Worship: Traditional Saturday @ 5:30 pm, Sunday @ Traditional 8:30 am & Praise 11:00 am Sunday School @ 9:45 am (during school year).
Sunday, October 7, 2012
Readers Guide: “The Word for Today”
Sunday, October 7, 2012
Read – Exodus 11 & 12
The story of the plagues has been marching toward the tenth and final plague which is really the climax of the whole story and the most important part of the story. The tenth plague is the death of the firstborn. All of the previous plagues blend into the background in comparison to this plague which is transformed into the most important “Festival Event” in Judaism – the Passover – and subsequently into the Christian understanding of Holy Communion which finds its roots in the Passover Jesus celebrated with his disciples on the night before his crucifixion.
If one were to comment just on the telling of the story one would need to conclude that it unfolds “raggedly.” Chapter 11 begins with similar language in the telling of each of the other plagues but it interrupted by chapter 12 which describes the religious, ritualized description of how the Passover is to be celebrated. At the end of chapter 12 the actual description of the plagued is picked up again. While that makes for an “uneven” reading of the story it also highlights the importance of Passover which is the reason why the story is told in this way. The Festival of Passover which is to be celebrated yearly is placed in the center of the plague of the death of the firstborn from which the Passover springs.

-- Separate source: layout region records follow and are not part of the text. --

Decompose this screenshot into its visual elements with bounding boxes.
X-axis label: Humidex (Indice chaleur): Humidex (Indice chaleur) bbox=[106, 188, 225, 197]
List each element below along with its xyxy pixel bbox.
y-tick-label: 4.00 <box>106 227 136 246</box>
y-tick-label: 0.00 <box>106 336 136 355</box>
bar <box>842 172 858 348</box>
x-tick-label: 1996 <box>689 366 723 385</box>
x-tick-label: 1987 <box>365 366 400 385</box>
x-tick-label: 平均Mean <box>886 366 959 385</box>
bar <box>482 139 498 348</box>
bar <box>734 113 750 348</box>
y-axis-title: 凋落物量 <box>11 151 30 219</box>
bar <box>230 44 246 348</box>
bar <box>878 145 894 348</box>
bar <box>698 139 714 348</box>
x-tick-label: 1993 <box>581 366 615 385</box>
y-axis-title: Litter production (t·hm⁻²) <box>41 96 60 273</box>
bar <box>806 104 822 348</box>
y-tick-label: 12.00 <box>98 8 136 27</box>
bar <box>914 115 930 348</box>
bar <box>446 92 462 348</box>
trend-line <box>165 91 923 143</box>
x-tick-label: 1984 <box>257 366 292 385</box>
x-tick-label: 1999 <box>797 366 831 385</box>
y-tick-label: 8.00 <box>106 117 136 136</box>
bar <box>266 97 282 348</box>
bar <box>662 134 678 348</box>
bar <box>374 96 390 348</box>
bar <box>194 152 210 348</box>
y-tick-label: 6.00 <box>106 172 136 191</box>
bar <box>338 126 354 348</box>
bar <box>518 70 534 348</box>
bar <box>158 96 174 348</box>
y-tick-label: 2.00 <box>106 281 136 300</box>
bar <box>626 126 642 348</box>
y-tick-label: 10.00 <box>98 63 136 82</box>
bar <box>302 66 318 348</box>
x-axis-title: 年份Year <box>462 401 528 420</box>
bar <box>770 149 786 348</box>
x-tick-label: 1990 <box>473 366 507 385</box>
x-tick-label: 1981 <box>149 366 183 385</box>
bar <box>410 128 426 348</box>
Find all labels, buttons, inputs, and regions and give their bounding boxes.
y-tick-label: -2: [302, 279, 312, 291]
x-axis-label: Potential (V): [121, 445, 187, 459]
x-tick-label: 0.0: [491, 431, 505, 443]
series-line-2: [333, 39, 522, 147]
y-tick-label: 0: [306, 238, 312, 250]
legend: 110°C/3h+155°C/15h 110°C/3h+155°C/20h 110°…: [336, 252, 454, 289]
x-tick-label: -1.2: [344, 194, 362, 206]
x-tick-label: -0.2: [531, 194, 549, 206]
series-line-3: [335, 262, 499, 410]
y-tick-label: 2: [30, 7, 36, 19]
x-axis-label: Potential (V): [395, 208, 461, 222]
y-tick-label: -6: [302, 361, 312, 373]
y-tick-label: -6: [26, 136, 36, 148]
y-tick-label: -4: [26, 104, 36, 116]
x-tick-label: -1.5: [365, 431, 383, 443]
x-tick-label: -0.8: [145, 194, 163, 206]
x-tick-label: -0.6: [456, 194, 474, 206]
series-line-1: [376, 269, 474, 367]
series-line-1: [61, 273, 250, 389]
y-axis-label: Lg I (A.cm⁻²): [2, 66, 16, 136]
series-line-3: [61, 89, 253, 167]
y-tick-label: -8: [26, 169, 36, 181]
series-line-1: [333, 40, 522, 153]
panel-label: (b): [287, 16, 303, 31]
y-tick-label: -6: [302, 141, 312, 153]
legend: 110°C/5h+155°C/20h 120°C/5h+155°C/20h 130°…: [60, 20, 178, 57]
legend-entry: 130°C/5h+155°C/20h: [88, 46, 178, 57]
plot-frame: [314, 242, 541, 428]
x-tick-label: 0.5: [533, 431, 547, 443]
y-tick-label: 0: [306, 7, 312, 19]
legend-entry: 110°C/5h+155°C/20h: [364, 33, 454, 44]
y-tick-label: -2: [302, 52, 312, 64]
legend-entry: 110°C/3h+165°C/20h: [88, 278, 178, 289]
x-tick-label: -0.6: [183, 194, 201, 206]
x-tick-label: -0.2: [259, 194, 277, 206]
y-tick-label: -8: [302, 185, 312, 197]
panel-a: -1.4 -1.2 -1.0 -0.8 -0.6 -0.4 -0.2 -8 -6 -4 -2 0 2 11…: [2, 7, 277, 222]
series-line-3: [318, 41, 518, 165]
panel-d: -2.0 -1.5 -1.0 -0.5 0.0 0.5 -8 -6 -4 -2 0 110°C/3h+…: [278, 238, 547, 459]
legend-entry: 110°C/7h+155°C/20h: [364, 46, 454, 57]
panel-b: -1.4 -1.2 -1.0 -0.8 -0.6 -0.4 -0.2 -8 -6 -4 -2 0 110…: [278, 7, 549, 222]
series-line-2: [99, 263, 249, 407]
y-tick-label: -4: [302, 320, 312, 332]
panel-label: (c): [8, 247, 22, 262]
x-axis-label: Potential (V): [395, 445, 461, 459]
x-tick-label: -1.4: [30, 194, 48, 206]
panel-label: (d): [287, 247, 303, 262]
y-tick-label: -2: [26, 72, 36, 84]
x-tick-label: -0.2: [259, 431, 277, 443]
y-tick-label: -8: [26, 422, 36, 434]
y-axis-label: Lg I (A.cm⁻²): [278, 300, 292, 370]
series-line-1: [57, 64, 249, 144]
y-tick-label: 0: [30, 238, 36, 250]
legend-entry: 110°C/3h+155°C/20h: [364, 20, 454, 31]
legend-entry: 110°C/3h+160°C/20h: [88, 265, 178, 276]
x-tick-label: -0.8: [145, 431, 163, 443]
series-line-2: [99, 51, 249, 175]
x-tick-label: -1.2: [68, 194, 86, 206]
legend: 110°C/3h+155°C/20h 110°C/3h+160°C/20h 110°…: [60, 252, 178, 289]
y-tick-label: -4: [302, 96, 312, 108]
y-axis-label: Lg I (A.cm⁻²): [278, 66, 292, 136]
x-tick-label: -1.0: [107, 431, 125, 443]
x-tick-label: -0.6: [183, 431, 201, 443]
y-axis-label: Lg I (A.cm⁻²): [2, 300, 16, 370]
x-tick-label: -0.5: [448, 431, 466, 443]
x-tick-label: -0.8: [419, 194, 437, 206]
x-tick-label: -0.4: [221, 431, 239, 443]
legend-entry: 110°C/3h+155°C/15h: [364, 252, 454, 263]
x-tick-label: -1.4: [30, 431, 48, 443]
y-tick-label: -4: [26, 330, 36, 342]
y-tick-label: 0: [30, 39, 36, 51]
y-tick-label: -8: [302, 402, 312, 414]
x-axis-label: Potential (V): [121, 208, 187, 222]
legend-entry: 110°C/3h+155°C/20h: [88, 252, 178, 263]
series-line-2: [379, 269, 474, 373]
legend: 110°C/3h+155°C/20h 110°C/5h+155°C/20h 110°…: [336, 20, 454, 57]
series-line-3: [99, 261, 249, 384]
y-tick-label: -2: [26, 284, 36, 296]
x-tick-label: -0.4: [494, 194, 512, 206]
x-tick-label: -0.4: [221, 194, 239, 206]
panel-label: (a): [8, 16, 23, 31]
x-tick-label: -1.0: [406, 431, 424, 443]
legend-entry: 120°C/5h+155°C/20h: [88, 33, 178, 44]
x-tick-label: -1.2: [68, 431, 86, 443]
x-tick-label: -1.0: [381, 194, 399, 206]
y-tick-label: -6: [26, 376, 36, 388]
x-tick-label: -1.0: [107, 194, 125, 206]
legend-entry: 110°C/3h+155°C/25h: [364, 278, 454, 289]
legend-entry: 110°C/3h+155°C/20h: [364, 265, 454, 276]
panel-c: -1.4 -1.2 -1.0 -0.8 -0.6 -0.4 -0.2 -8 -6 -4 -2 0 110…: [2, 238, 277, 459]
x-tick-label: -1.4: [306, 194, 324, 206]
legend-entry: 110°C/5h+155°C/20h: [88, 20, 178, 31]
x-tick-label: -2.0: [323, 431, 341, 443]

Taken by itself, the story of the death of the firstborn as the tenth plague does not mention the sacrifice of the lambs and the putting of blood on the doorposts of the house. If chapter 12 were omitted one might view the tenth plague as simply one among the others. God had already been sparing the Israelites in the plagues just ahead of this one. The instruction regarding Passover is what makes all the difference! And it is the Passover that lends meaning to the whole event of the plagues, especially the tenth plague of the death of the firstborn.
The Passover and the freeing of God’s people from bondage in Egypt is the central, crucial event of the Old Testament. Everything relates back to the Passover and passage through the sea as God’s inauguration of the nation – God’s mighty act of deliverance. We cannot overestimate the importance of the Passover in the story. The whole sacrificial system hinges on the message contained in the story of God commanding his people to sacrifice a lamb and put its blood on the doorposts of the house in remembrance of God deliverance of his people.
Christians have seen much more in the Passover than Jewish people. Jesus is the “lamb of God” the “Passover lamb” whose blood is shed for the salvation of the world. Just as the people of the Old Testament were delivered from bondage in the Passover, Christians understand themselves as being delivered from bondage in the death and resurrection of Jesus.